Denmark's Participation in the Search Engine TREC COVID-19 Challenge: Lessons Learned about Searching for Precise Biomedical Scientific Information on COVID-19
This paper provides insights into the challenges of information retrieval for biomedical experts searching for precise scientific information on COVID-19, highlighting the limitations of current search engine strategies in a rapidly evolving domain. It is an incremental contribution to the field of information retrieval.
This report details the participation of two Danish universities in the 2020 TREC-COVID Challenge, an international search engine competition aimed at retrieving precise biomedical scientific information on COVID-19 from the CORD-19 dataset. The paper describes their approach and lessons learned regarding state-of-the-art technology for retrieving specialized scientific information from a rapidly growing corpus.

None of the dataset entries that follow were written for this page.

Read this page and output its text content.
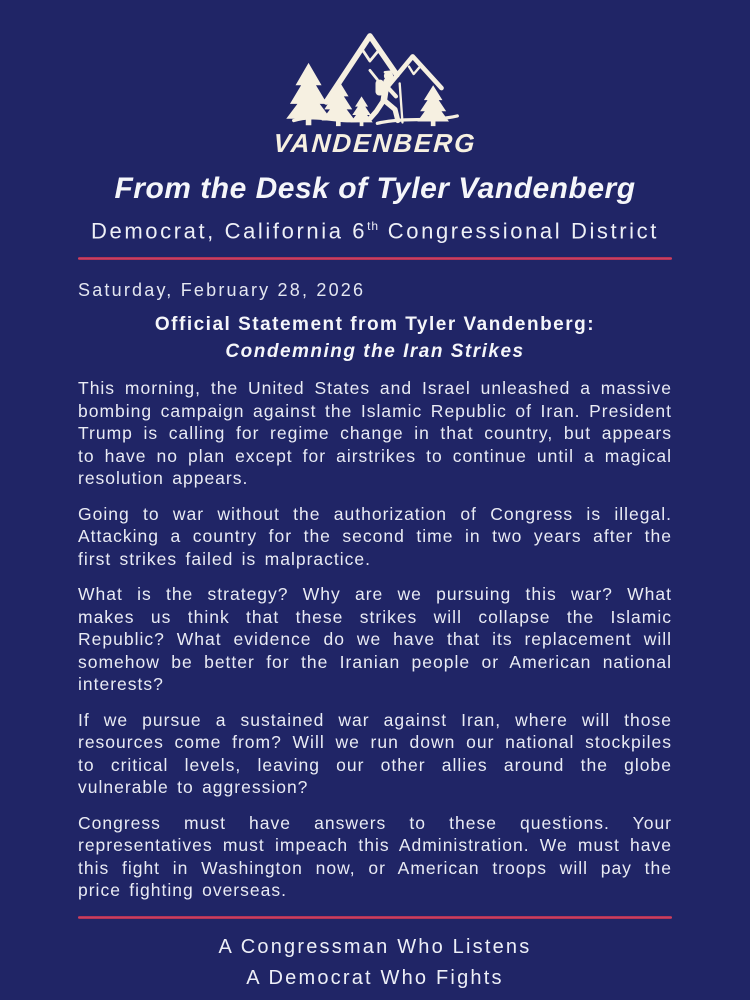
VANDENBERG
From the Desk of Tyler Vandenberg
Democrat, California 6th Congressional District
Saturday, February 28, 2026
Official Statement from Tyler Vandenberg:
Condemning the Iran Strikes

This morning, the United States and Israel unleashed a massive bombing campaign against the Islamic Republic of Iran. President Trump is calling for regime change in that country, but appears to have no plan except for airstrikes to continue until a magical resolution appears.

Going to war without the authorization of Congress is illegal. Attacking a country for the second time in two years after the first strikes failed is malpractice.

What is the strategy? Why are we pursuing this war? What makes us think that these strikes will collapse the Islamic Republic? What evidence do we have that its replacement will somehow be better for the Iranian people or American national interests?

If we pursue a sustained war against Iran, where will those resources come from? Will we run down our national stockpiles to critical levels, leaving our other allies around the globe vulnerable to aggression?

Congress must have answers to these questions. Your representatives must impeach this Administration. We must have this fight in Washington now, or American troops will pay the price fighting overseas.

A Congressman Who Listens
A Democrat Who Fights
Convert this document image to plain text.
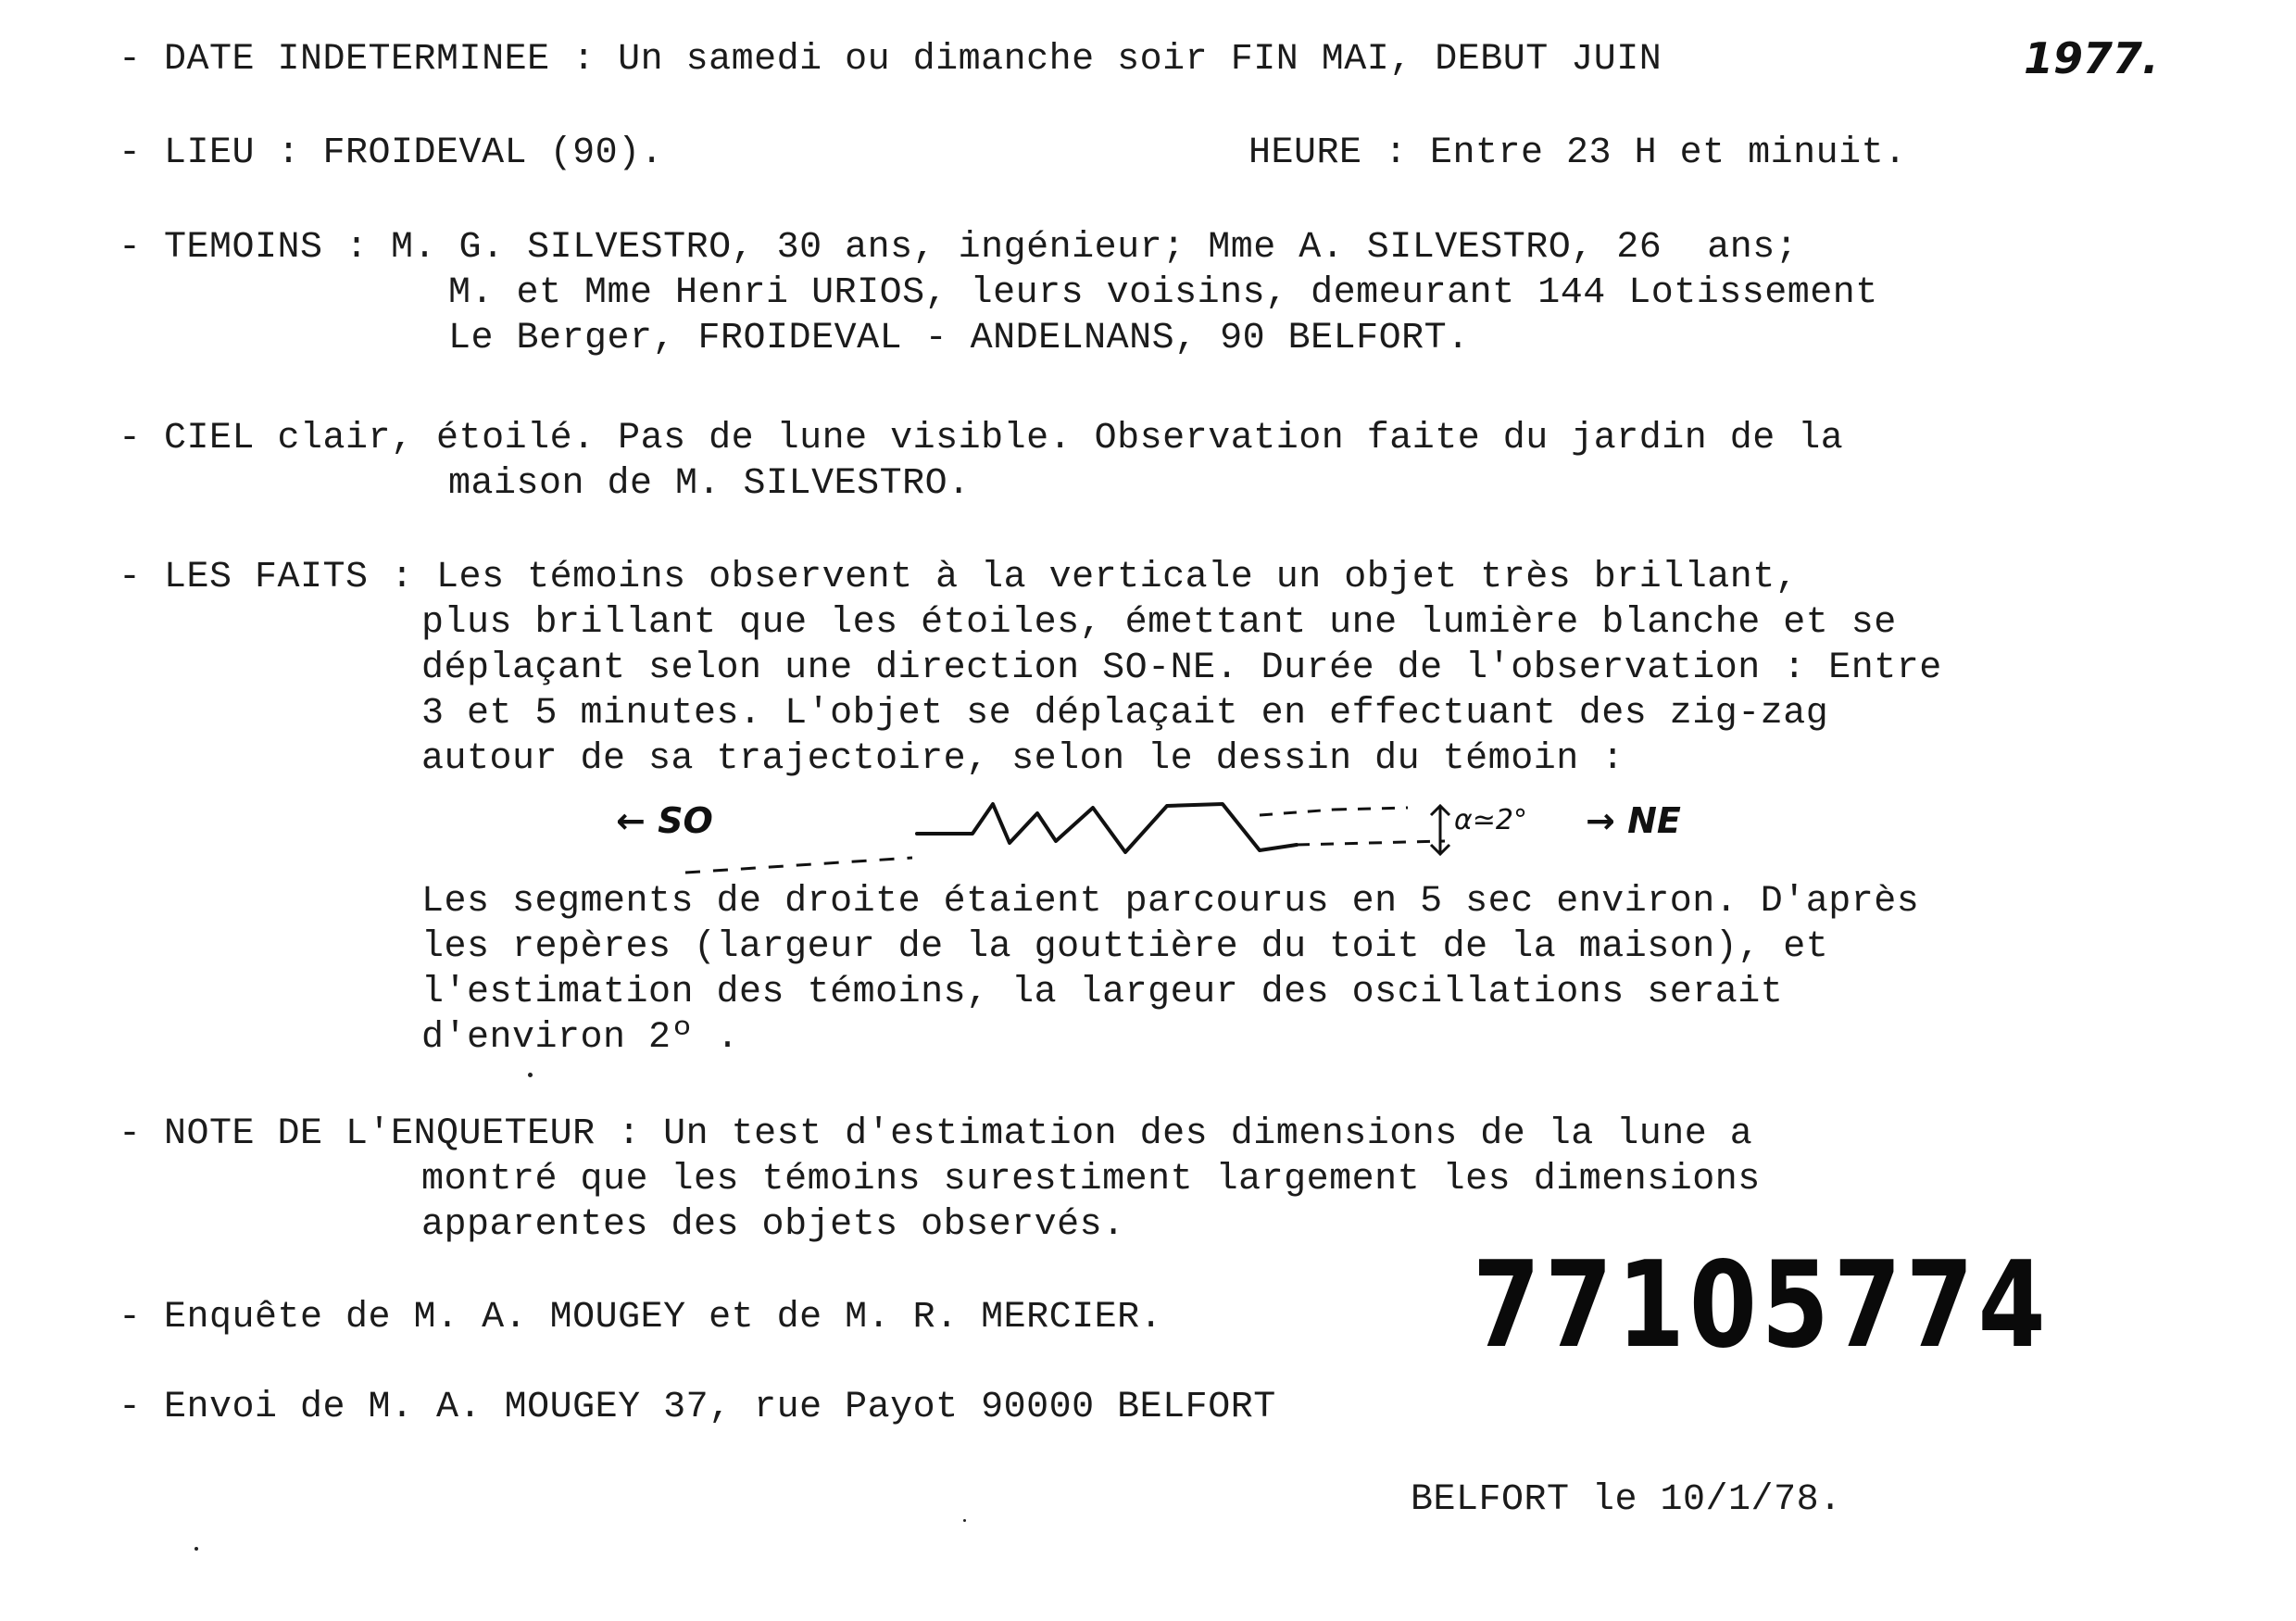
- DATE INDETERMINEE : Un samedi ou dimanche soir FIN MAI, DEBUT JUIN	1977.
- LIEU : FROIDEVAL (90).	HEURE : Entre 23 H et minuit.
- TEMOINS : M. G. SILVESTRO, 30 ans, ingénieur; Mme A. SILVESTRO, 26  ans;
M. et Mme Henri URIOS, leurs voisins, demeurant 144 Lotissement
Le Berger, FROIDEVAL - ANDELNANS, 90 BELFORT.
- CIEL clair, étoilé. Pas de lune visible. Observation faite du jardin de la
maison de M. SILVESTRO.
- LES FAITS : Les témoins observent à la verticale un objet très brillant,
plus brillant que les étoiles, émettant une lumière blanche et se
déplaçant selon une direction SO-NE. Durée de l'observation : Entre
3 et 5 minutes. L'objet se déplaçait en effectuant des zig-zag
autour de sa trajectoire, selon le dessin du témoin :
← SO	α≃2° → NE
Les segments de droite étaient parcourus en 5 sec environ. D'après
les repères (largeur de la gouttière du toit de la maison), et
l'estimation des témoins, la largeur des oscillations serait
d'environ 2º .
- NOTE DE L'ENQUETEUR : Un test d'estimation des dimensions de la lune a
montré que les témoins surestiment largement les dimensions
apparentes des objets observés.
- Enquête de M. A. MOUGEY et de M. R. MERCIER.	77105774
- Envoi de M. A. MOUGEY 37, rue Payot 90000 BELFORT
BELFORT le 10/1/78.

This report describes the participation of two Danish universities, University of Copenhagen and Aalborg University, in the international search engine competition on COVID-19 (the 2020 TREC-COVID Challenge) organised by the U.S. National Institute of Standards and Technology (NIST) and its Text Retrieval Conference (TREC) division. The aim of the competition was to find the best search engine strategy for retrieving precise biomedical scientific information on COVID-19 from the largest, at that point in time, dataset of curated scientific literature on COVID-19 -- the COVID-19 Open Research Dataset (CORD-19). CORD-19 was the result of a call to action to the tech community by the U.S. White House in March 2020, and was shortly thereafter posted on Kaggle as an AI competition by the Allen Institute for AI, the Chan Zuckerberg Initiative, Georgetown University's Center for Security and Emerging Technology, Microsoft, and the National Library of Medicine at the US National Institutes of Health. CORD-19 contained over 200,000 scholarly articles (of which more than 100,000 were with full text) about COVID-19, SARS-CoV-2, and related coronaviruses, gathered from curated biomedical sources. The TREC-COVID challenge asked for the best way to (a) retrieve accurate and precise scientific information, in response to some queries formulated by biomedical experts, and (b) rank this information decreasingly by its relevance to the query. In this document, we describe the TREC-COVID competition setup, our participation to it, and our resulting reflections and lessons learned about the state-of-art technology when faced with the acute task of retrieving precise scientific information from a rapidly growing corpus of literature, in response to highly specialised queries, in the middle of a pandemic.